Real-world experience with intravitreal dexamethasone for DME

Patients who are non-responders to anti-vascular endothelial growth factor (VEGF) therapy may benefit from intravitreal dexamethasone. (Image Credit: Adobe Stock/R. Gino Santa Maria)

Reviewed by Anat Loewenstein, MD

Intravitreal dexamethasone (Ozurdex, Allergan) has a role in the treatment of patients with diabetic macular edema (DME). Patients who are non-responders to anti-vascular endothelial growth factor (VEGF) therapy may benefit from intravitreal dexamethasone, according to Anat Loewenstein, MD, Professor & Director, Dept Ophthalmology, Tel Aviv Medical Center; President, Israeli Ophthalmological Society; and The Sidney A. Fox Chair in Ophthalmology, Faculty of Medicine, Tel Aviv University, Israel.

Loewenstein described her findings at the Clinical Trials at the Summit 2023, Park City, UT.

Significant percentages of patients have been reported to be non-responders to the first-linetherapy for DME.

A step forward is that recent studies have begun to identify optical coherence tomography (OCT) biomarkers that identify patients who may and may not respond to anti-VEGF therapy. For example, the biomarkers predictive of a response include the presence of subretinal fluid, an intact inner segment and outer segment junction, and no hyperreflective foci.

Biomarkers that are predictive of an insufficient responseare the absence of subretinal fluid, a damaged inner segment and outer segment junction, and the presence of hyperreflective foci.

Additional biomarkers include that the absence of disorganization of retinal inner layers bodes well for patients. The dexamethasone implant has the ability to ameliorate that disorganization. “Disorganization of the retinal inner layers may serve as a biomarker in DME treated using the dexamethasone implant,” Loewenstein said.

In real-world practice settings, treatment-naïve eyes were more likely to gain 10 letter of visual acuity or better, a difference that reached significance (P<0.01).¹

Along with that vision improvement, the central subfield thickness decreased significantly (P<0.001) compared with baseline in treatment-naïve eyes by 304 microns compared with a decrease of 252 microns in eyes refractory to treatment. The decrease did not differ significantly at the end of the study.

A representative case was that of a 63-year-old women with type 2 diabetes for 20 years. She was treated with 4 bevacizumab injections (Avastin, Genentech Inc.), 3 injections of ranibizumab (Lucentis, Genentech Inc., 3 injections of aflibercept (Eylea, Regeneron); despite this the visual acuities remained 6/60 and the central macular thicknesses wee, respectively,582, 526, and 586 microns. Treatment with Ozurdex resulted in a visual acuity of 6/20 and a central macular thickness of 280 microns.

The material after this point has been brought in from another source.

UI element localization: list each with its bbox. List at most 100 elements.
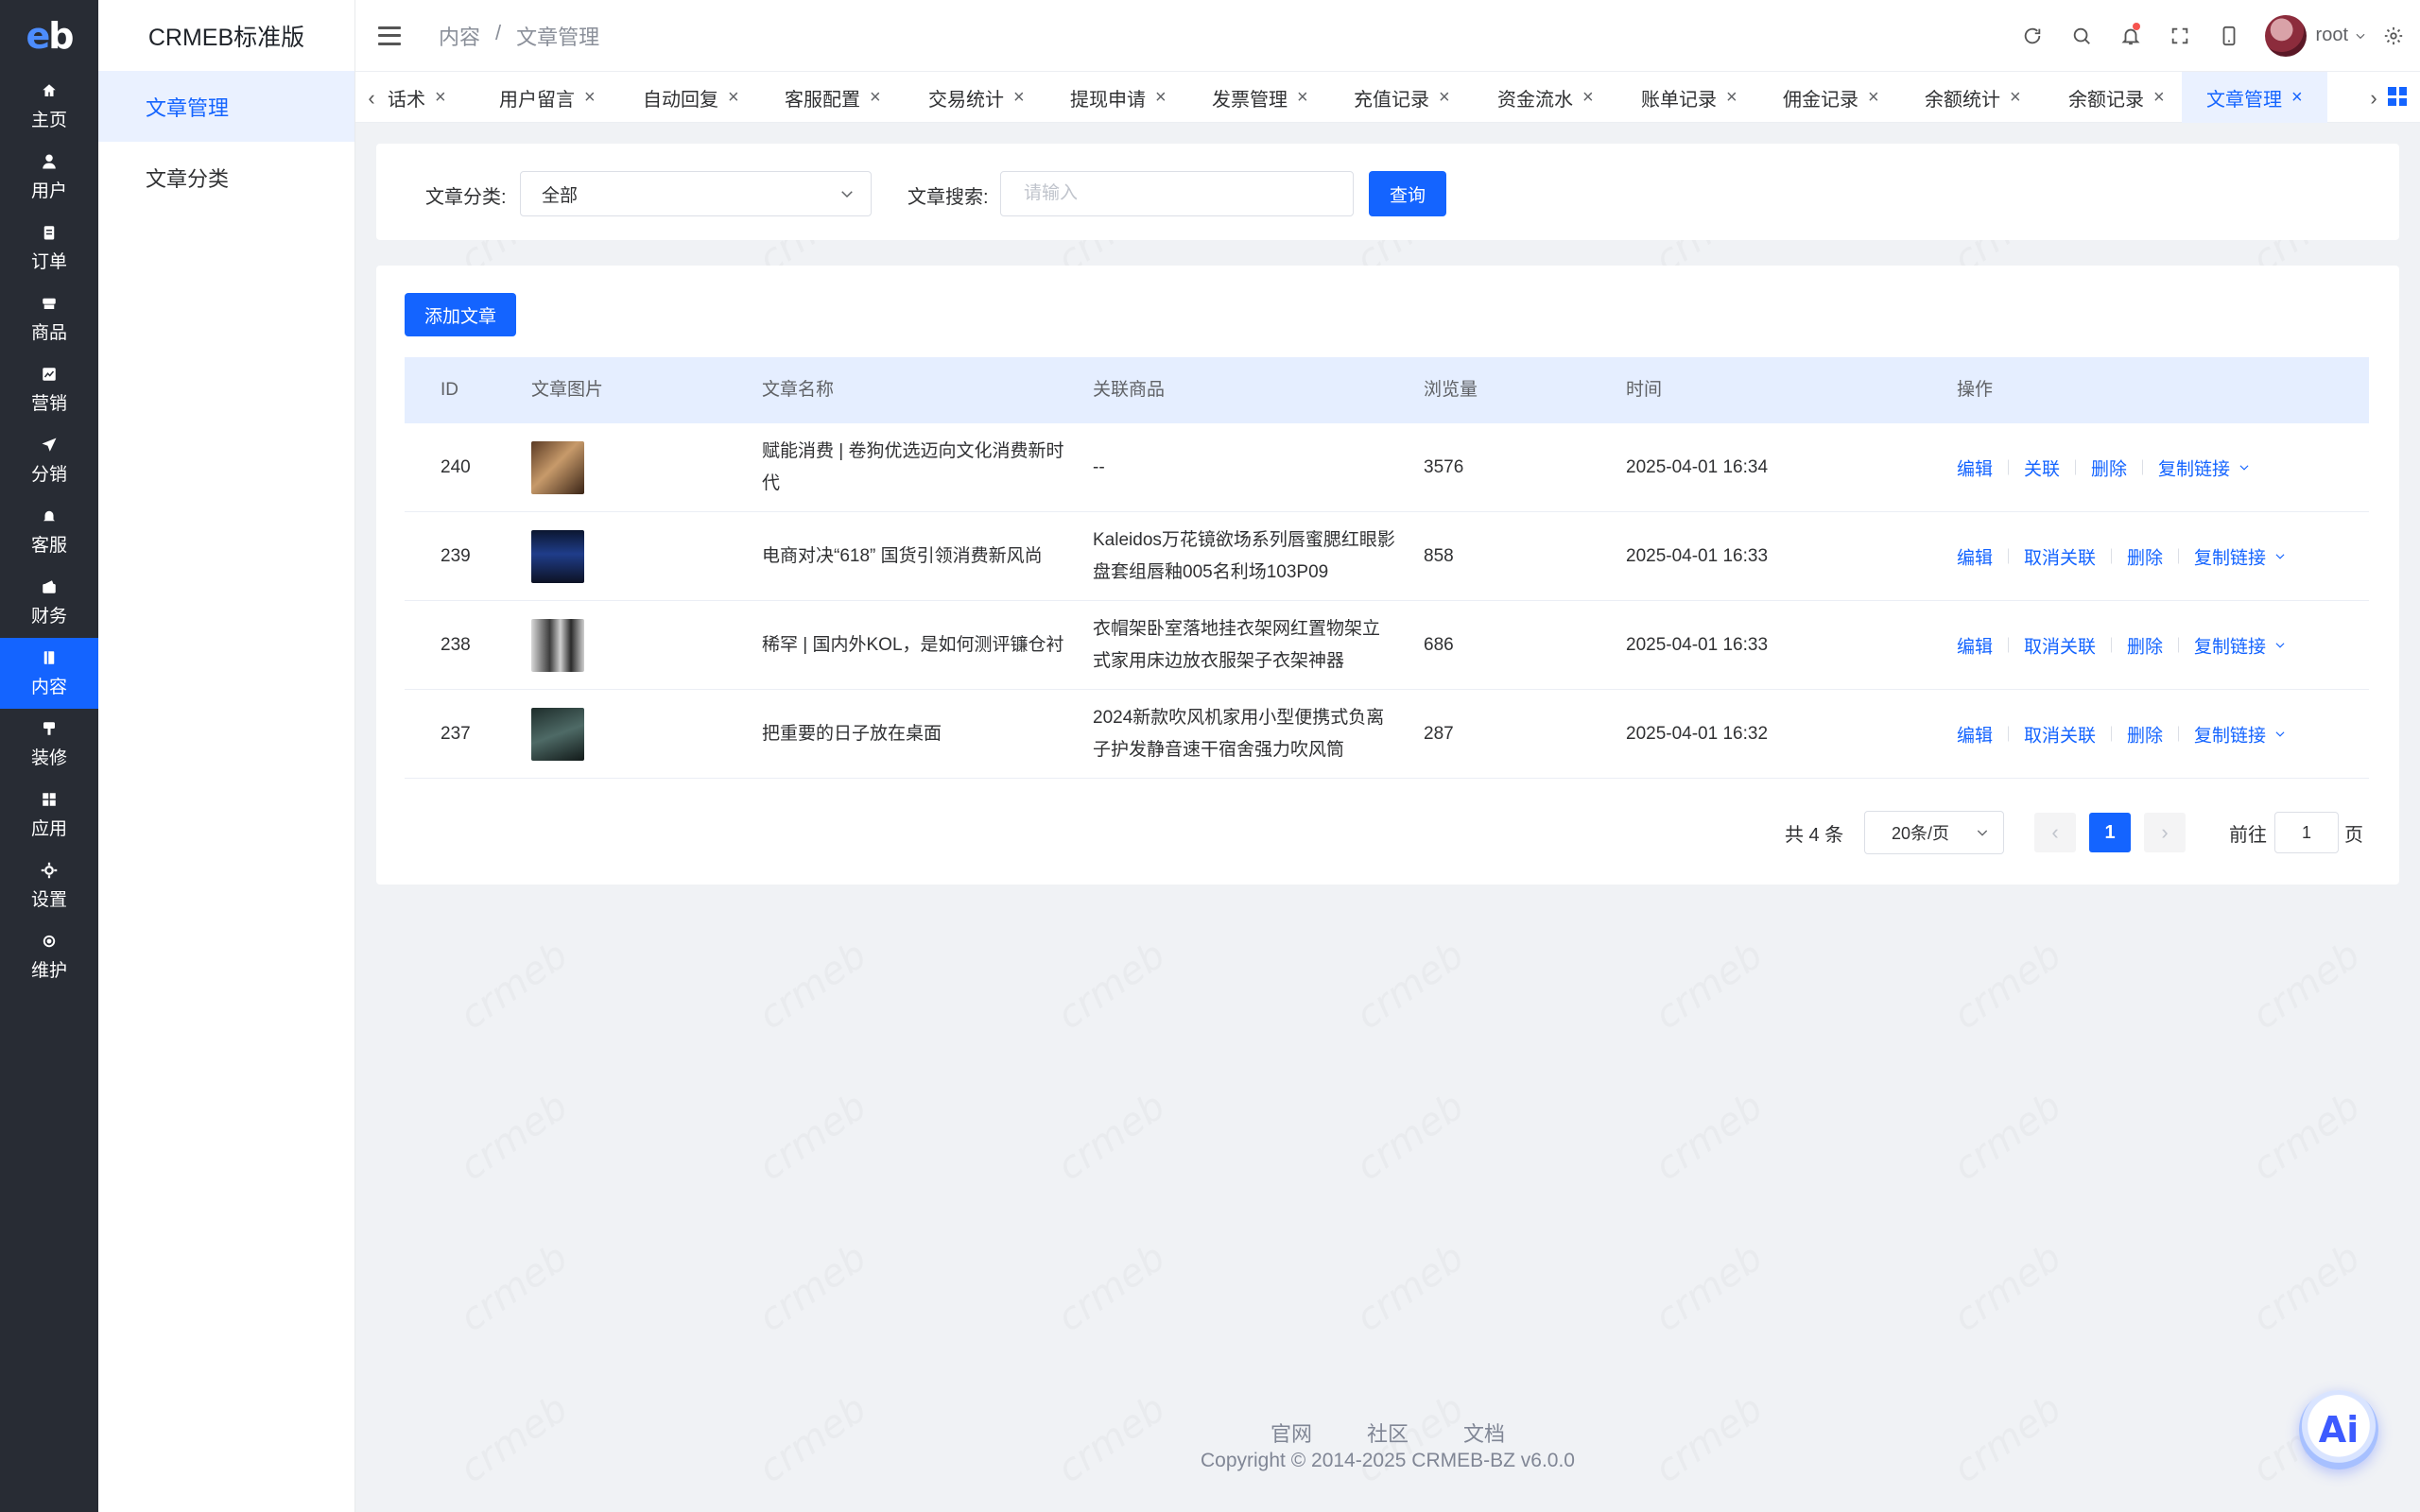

To switch or not to switch

A comparison² of treat-naïve eyes with previously treated eyes showed that treatment-naïve eyes had over a 35% more moderate visual gain (≥10 letters) (46.1% vs 33.9% p=0.001), and treatment-naïve eyes had a 45% more significant visual gain (≥ 15 letters) (28.8% vs 19.8% p=0.06), Loewenstein described.

The duration of the DME seems to be a relevant factor in that study in that eyes with early DME, defined as less than 6n months, had a 40% more moderate visual gain (≥ 10 letters), and (47.4% vs 33.9% p=0.001) and 40% less moderate visual loss (≥ 10 letters) in early DME eyes (8.2% vs 13.5% p=0.029).

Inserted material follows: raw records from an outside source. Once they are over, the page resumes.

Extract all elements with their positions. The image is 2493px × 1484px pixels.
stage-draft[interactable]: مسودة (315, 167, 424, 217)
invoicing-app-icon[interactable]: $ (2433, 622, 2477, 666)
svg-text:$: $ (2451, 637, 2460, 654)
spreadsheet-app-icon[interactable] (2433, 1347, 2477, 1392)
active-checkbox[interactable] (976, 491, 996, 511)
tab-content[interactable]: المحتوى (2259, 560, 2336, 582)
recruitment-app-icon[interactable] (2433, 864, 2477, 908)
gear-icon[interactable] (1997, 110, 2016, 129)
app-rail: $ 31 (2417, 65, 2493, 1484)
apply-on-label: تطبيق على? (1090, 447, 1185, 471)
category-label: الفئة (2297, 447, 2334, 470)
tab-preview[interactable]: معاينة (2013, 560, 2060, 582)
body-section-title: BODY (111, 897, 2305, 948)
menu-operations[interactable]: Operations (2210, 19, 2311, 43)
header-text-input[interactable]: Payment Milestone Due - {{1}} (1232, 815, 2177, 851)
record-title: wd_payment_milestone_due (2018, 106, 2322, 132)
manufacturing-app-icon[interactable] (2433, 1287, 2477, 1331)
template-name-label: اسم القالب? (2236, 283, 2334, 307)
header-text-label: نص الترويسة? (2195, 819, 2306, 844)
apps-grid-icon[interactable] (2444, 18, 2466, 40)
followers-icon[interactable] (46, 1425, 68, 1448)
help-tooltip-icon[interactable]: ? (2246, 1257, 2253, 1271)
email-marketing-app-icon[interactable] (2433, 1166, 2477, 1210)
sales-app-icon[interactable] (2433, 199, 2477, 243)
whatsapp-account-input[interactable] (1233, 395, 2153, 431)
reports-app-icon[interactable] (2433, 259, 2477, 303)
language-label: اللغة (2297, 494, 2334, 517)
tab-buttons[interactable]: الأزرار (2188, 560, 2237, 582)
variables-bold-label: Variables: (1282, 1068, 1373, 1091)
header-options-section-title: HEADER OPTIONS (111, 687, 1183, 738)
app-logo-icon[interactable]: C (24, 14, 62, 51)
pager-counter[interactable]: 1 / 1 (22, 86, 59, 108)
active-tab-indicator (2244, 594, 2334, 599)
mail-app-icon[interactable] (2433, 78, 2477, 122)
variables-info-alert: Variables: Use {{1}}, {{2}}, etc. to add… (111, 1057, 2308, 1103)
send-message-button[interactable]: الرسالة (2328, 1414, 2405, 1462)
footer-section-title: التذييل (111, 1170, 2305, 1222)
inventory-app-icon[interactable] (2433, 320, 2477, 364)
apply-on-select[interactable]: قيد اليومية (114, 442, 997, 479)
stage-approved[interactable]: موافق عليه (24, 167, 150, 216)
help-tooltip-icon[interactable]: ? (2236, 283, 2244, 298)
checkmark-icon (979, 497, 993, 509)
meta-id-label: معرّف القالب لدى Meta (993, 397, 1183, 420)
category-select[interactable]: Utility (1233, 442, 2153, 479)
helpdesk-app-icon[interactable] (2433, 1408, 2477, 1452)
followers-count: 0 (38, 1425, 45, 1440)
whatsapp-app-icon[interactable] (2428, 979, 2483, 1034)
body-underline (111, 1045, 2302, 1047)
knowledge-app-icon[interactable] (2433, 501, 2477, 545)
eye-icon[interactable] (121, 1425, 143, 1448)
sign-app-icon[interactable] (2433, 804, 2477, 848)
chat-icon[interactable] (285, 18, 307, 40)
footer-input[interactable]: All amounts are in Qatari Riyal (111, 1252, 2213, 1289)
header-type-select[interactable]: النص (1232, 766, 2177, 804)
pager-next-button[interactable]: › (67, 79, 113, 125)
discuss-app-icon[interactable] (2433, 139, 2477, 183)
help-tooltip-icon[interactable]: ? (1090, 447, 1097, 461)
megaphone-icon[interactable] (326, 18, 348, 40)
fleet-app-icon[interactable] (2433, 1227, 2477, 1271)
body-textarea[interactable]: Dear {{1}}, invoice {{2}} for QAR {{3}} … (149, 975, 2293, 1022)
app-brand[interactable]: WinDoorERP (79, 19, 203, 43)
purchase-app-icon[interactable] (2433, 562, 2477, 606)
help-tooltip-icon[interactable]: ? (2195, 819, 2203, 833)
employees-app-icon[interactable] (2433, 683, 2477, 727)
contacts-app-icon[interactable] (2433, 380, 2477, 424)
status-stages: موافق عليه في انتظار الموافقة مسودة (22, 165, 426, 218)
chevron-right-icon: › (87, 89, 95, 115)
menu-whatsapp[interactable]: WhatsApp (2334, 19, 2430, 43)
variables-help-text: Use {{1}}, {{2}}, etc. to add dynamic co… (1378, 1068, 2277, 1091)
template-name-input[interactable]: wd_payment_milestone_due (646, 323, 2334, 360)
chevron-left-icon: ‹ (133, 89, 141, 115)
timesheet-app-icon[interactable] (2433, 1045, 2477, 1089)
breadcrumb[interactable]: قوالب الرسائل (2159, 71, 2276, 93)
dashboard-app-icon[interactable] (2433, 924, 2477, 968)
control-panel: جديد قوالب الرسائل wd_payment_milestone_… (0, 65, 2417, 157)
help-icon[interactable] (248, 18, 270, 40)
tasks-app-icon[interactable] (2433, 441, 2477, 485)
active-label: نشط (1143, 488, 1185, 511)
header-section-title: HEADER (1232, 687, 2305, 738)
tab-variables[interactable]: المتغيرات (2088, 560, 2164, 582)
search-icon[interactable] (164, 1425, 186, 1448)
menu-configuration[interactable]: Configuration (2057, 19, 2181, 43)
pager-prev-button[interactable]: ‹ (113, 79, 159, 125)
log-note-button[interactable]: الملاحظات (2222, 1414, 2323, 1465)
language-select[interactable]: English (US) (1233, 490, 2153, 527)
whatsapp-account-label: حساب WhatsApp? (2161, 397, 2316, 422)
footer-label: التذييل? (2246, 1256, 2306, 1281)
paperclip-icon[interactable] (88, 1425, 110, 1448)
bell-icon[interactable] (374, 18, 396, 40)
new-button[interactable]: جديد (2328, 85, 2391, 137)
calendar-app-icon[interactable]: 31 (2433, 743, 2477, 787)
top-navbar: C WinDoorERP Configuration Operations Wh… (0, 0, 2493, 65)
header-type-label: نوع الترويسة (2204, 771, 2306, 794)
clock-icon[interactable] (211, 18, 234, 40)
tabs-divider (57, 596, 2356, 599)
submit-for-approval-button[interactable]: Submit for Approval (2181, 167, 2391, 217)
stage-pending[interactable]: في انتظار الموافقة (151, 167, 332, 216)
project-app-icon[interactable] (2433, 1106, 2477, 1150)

The MEAD study³ demonstrated that changes in the central macular thickness and the BCVA over 3 years showed cycles of 3 to 4 months are clearly visible in the 2 parameters. The similarity of the real-life results to the MEAD trial validate the data,” Loewenstein said.

The PRECISION trial, a prospective multicenter randomized comparative trial evaluating the treatment response to intravitreal aflibercept versus intravitreal dexamethasone with allowance for the combination aflibercept in eyes with DME, is currently underway. It is expected to provide an understanding of imaging biomarkers in DME. The results are expected in 2024.

She concluded that Ozurdex has a role in the management of our patients with good results in any DME and should be considered as a treatment in non-responders, patients who had a major cardiovascular event, and patients who are unwilling to undergo frequent treatments.

References

1. Iglicki M, Busch C, Zur D, et al. Dexamethasone implant for diabetic macular edema in naive compared with refractory eyes: The International Retina Group Real-Life 24-Month Multicenter Study. The IRGREL-DEX Study.Retina 2019:39:44-51.

2. Rajesh B, Zarranz-Ventura J, Fung AT, et al. Safety of 6000 intravitreal dexamethasone implants. Br J Ophthalmol2020;104:39-46.

3. Boyer DS, Belfort R, Bandello F, et al. Three-year, randomized, sham-controlled trial of dexamethasone intravitreal implant in patients with diabetic macular edema. Ophthalmology 2014;121:1904-14.